Ганина Яма. Фото 1918 года
– Ну, показывай, что наработал.
Рядом с полузатопленной шахтой у пожарной помпы трудились двое солдат. Мутная вода из шахты стекала по длинной брезентовой кишке в затхлое озерцо, оно же Ганина Яма. Увидев офицеров, солдаты бросили помпу и вытянулись.
– Ты что ж, Смирнов, так и качаешь воду пятый день? – разъярился поручик Шереметьевский.
– Как приказано, – ответил унтер.
– Врёшь, ракалья! Ты же ничего не выкачал.
– Господин поручик, качаем даже ночью, посменно. Почему всё так – не взять в толк.
– Так-так-так… Что за сон, в самом деле? – озадачился поручик.
Следователь Наметкин прошёлся по берегу озерца. Собственно, это была просто большая лужа с обрывистым берегом. Заглянул в шахту, покачал головой.
– Сообщающиеся сосуды, – сказал он.
– Что сие значит? – спросил поручик.
– Шахта и озеро соединяются. Сизифов труд. Никогда не видел такой бессмыслицы.

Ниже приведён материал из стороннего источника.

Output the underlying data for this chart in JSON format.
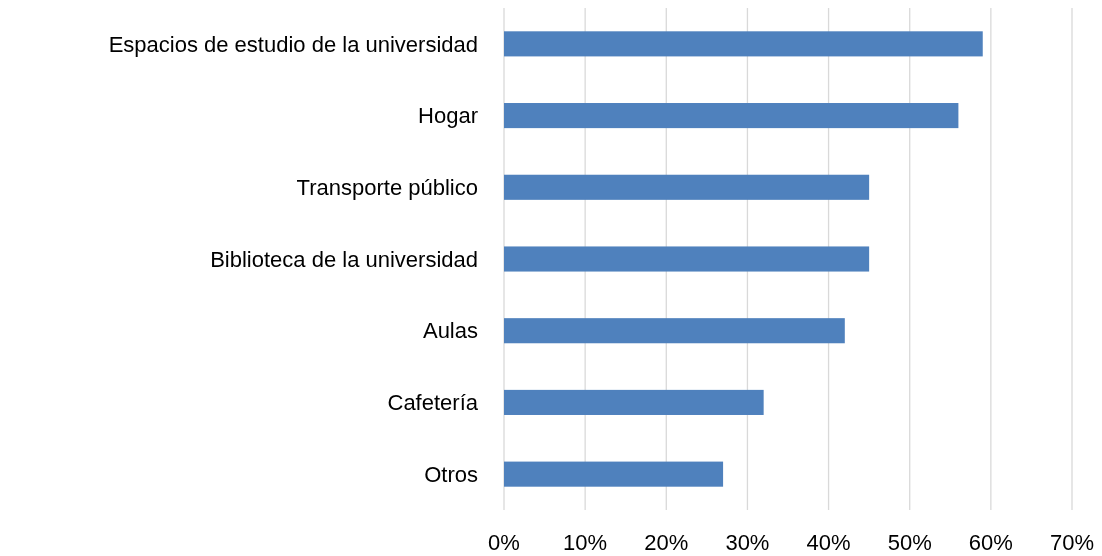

– Вот оно! – воскликнул унтер Смирнов. – В голову не приходило!
– Чтоб приходило, надо сначала голову иметь! – вскипел поручик. – Тащи шланг, выводи воду в сторону.
– Зачем вы вообще осушаете? – спросил следователь.
– Там, в шахте, что-то есть… Возможно, здесь, на этой площадке, они сжигали трупы. И закидали пожарище свежей глиной. А вот там малый костёр разложили, закусывали.
– Ещё нашли немного, – доложил унтер.
На грязной простыне под сосной лежали обгоревшие пуговицы, снова крючки от платьев, наполовину сгоревшая дамская сумочка, частично изрубленная. Осколки изумруда и несколько потемневших жемчужин. Чуть в стороне – небольшой драгоценный камень водянистого цвета. Наметкин взял камень, потёр его рукавом, и камень неожиданно заискрился и заиграл на солнце прозрачными гранями.
– Бриллиант? – предположил Наметкин.
– Без сомнения, – сказал профессор Медведев. – Если здесь, действительно, сжигали трупы инфицированных животных, то это были очень дорогие животные…
– Андрей Андреевич! – позвал Наметкин. – Ваши водовозы ещё месяц будут качать.
– Вы что-то желаете предложить? – вскинулся поручик.
– Желаю. Прикажите прокопать траншею от озера на склон. И всё.
Шереметьевский переглянулся с капитаном. Малиновский кивнул.
Через полчаса траншея была готова, вода из Ганиной Ямы с шумом хлынула под склон. Скоро показалось чёрное илистое дно. Там прыгали несколько лягушек, и сверкала чешуёй мелкая рыбёшка. А ещё через час опустел и шахтный ствол. Оттуда солдаты достали осколки гранаты, труп щенка или мелкой собачки, отрезанный человеческий палец и вставную челюсть, нижнюю.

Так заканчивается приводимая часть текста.